Un enjeu pour les états, les entreprises et les citoyens…

[Cet article rédigé par Christophe Binot provient d’Océan Bleu 2020, que vous pouvez retrouver sur la page des téléchargements.]


Une donnée a une valeur numérique ; une information est une donnée enrichie par un contexte, mais une information n’est pas forcément basée sur une donnée, ce peut être une phrase écrite ou orale ; un document est la matérialisation de données ou d’informations sous forme d’un texte, d’un tableau de chiffres, d’une présentation, etc. La gouvernance de l’information, au sens où nous l’employons ici, concerne autant les données, informations et documents, papiers que numériques.

Risques et enjeux de l’information

L’information est devenue un enjeu de souveraineté pour les états. Dans l’actualité, une photo du Premier ministre israélien le montrait en 2018 devant une armoire de classeurs et de CD contenant des informations volées à l’Iran, un butin de guerre en quelque sorte ! C’est aussi un enjeu pour les démocraties face à l’avalanche de fake news pour manipuler les scrutins ou déstabiliser les gouvernements, on l’a vu en France lors de la crise des gilets jaunes et maintenant du coronavirus. Tout est possiblement hors de contrôle, même pour des professionnels du renseignement : Donald Trump publie une information « secret défense » sur son compte Twitter après avoir photographié lui-même l’écran d’une salle de briefing !

Parallèlement tout le monde a conscience que le traitement « intelligent » de l’information est l’enjeu technologique du siècle : IBM a, par exemple, lancé IBM Q System One, le premier ordinateur quantique commercial en 2018. Depuis c’est la course aux armements, les GAFAM ou les états lancent des programmes IA, quantique et big data.

Le buzz bat son plein dans les médias : Big Data, AI, Cloud computing, GDPR, BlockChain, DPO, CDO, CISO, CIGO, Cybersecurity, E-discovery, Information/Data Governance, Data breach, Digital workplace, BOT, IoT, Autonomous vehicle, 3D printing… cet environnement foisonnant produit de plus en plus d’informations qu’il va falloir maîtriser sous peine de graves déconvenues !

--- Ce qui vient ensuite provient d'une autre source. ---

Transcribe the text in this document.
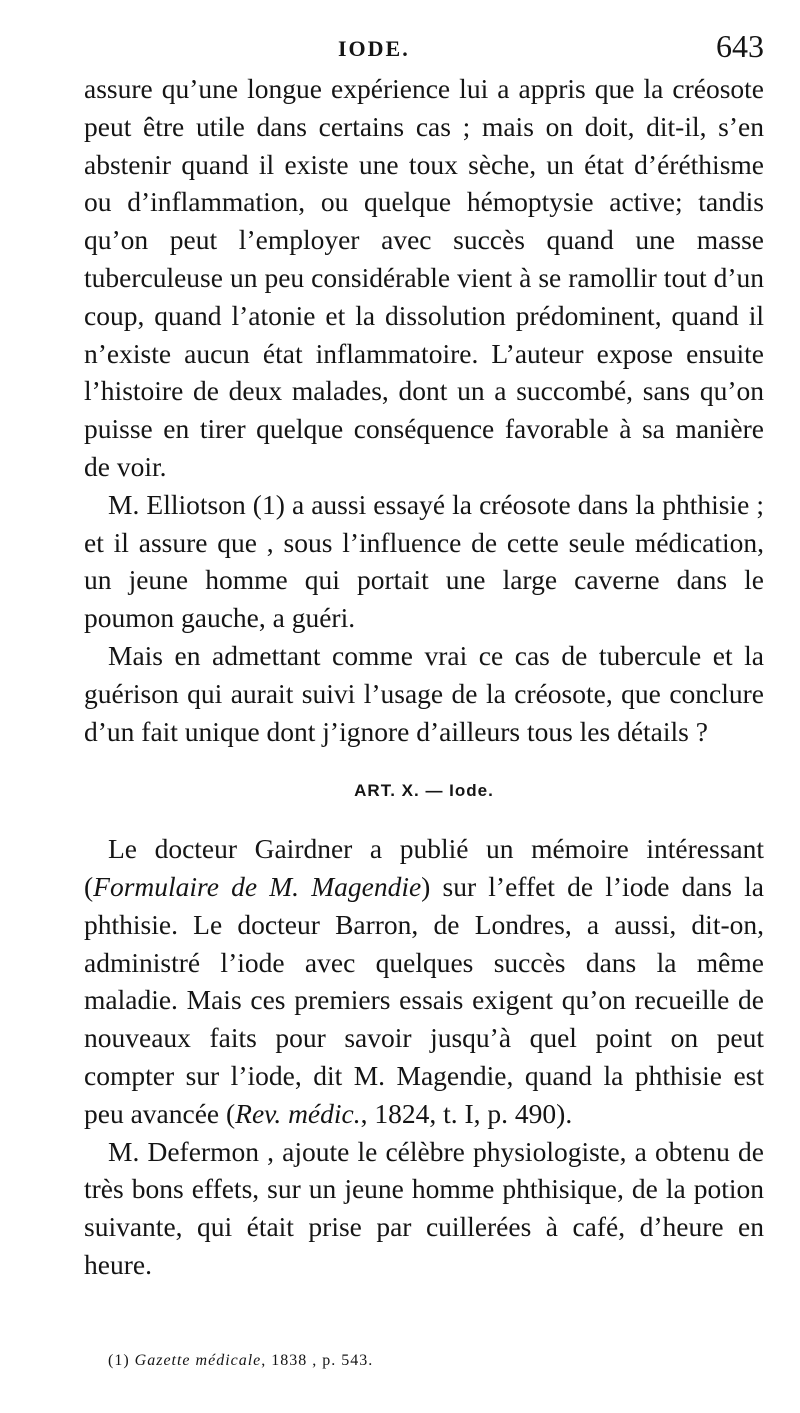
IODE.	643

assure qu’une longue expérience lui a appris que la créosote peut être utile dans certains cas ; mais on doit, dit-il, s’en abstenir quand il existe une toux sèche, un état d’éréthisme ou d’inflammation, ou quelque hémoptysie active; tandis qu’on peut l’employer avec succès quand une masse tuberculeuse un peu considérable vient à se ramollir tout d’un coup, quand l’atonie et la dissolution prédominent, quand il n’existe aucun état inflammatoire. L’auteur expose ensuite l’histoire de deux malades, dont un a succombé, sans qu’on puisse en tirer quelque conséquence favorable à sa manière de voir.

M. Elliotson (1) a aussi essayé la créosote dans la phthisie ; et il assure que , sous l’influence de cette seule médication, un jeune homme qui portait une large caverne dans le poumon gauche, a guéri.

Mais en admettant comme vrai ce cas de tubercule et la guérison qui aurait suivi l’usage de la créosote, que conclure d’un fait unique dont j’ignore d’ailleurs tous les détails ?

ART. X. — Iode.

Le docteur Gairdner a publié un mémoire intéressant (Formulaire de M. Magendie) sur l’effet de l’iode dans la phthisie. Le docteur Barron, de Londres, a aussi, dit-on, administré l’iode avec quelques succès dans la même maladie. Mais ces premiers essais exigent qu’on recueille de nouveaux faits pour savoir jusqu’à quel point on peut compter sur l’iode, dit M. Magendie, quand la phthisie est peu avancée (Rev. médic., 1824, t. I, p. 490).

M. Defermon , ajoute le célèbre physiologiste, a obtenu de très bons effets, sur un jeune homme phthisique, de la potion suivante, qui était prise par cuillerées à café, d’heure en heure.

(1) Gazette médicale, 1838 , p. 543.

La gouvernance de l’information va permettre de mitiger le risque, la confusion et le coût liés à l’infobésité, l’infodéluge et le dataclysme. Il faut savoir que les personnes n’arrivent plus à traiter la quantité phénoménale d’informations qu’elles reçoivent/créent à titre professionnel et privé : mails, SMS, posts, notifications, documents… sans compter celles produites par les applications, les objets connectés, les systèmes de mesure. Elles sont de plus en plus démunies et la réponse de l’informatique sur les 20 dernières années a été de fournir de plus en plus d’outils qui se sont superposés : messagerie asynchrone et instantanée, outils collaboratifs, GED, serveurs web, wikis, espaces disque dans le cloud… la confusion est à son comble. La gouvernance de l’information ne devra pas juste limiter les risques liés à l’information pour l’entreprise et ses dirigeants, elle devra aussi aider les utilisateurs à mieux gérer leurs informations au quotidien dans une approche « hygiéniste » : faire le ménage sur son disque dur, sa boîte mail, ses conversations. Cela lui sera utile aussi à la maison où la situation est devenue identique.

 

Les problèmes se multiplient

Il y a de plus en plus de sources de données, de relations entre les personnes, de parties prenantes dans les projets, de supports d’information, et l’information subit l’effet 5V (volume, vitesse, valeur, variété, validité) et devient vite ROT (redondante, obsolète, triviale). Les contraintes réglementaires se renforcent (SOX, RGPD, REACH, BALE II et III, Solvency…) et les litiges coûtent de plus en plus cher. En particulier, les e-discovery qui consistent à identifier et à produire les informations que recèle l’entreprise sur un sujet donné, pour faire office de preuves dans un litige ou une enquête à la demande d’une autorité. L’enjeu pour l’entreprise sera de produire ces documents sans se compromettre.

De nos jours, chaque collaborateur d’une entreprise devient à la fois producteur, utilisateur, gestionnaire et analyste d’informations ; c’est une dimension à considérer. Gouverner l’information doit donc être une problématique de Direction Générale.

 

Définition de la gouvernance de l’information

Il s’agit d’avoir une vision le plus large possible, qui va s’appliquer aussi bien à l’information papier que numérique, et qui est agnostique par rapport aux technologies informatiques.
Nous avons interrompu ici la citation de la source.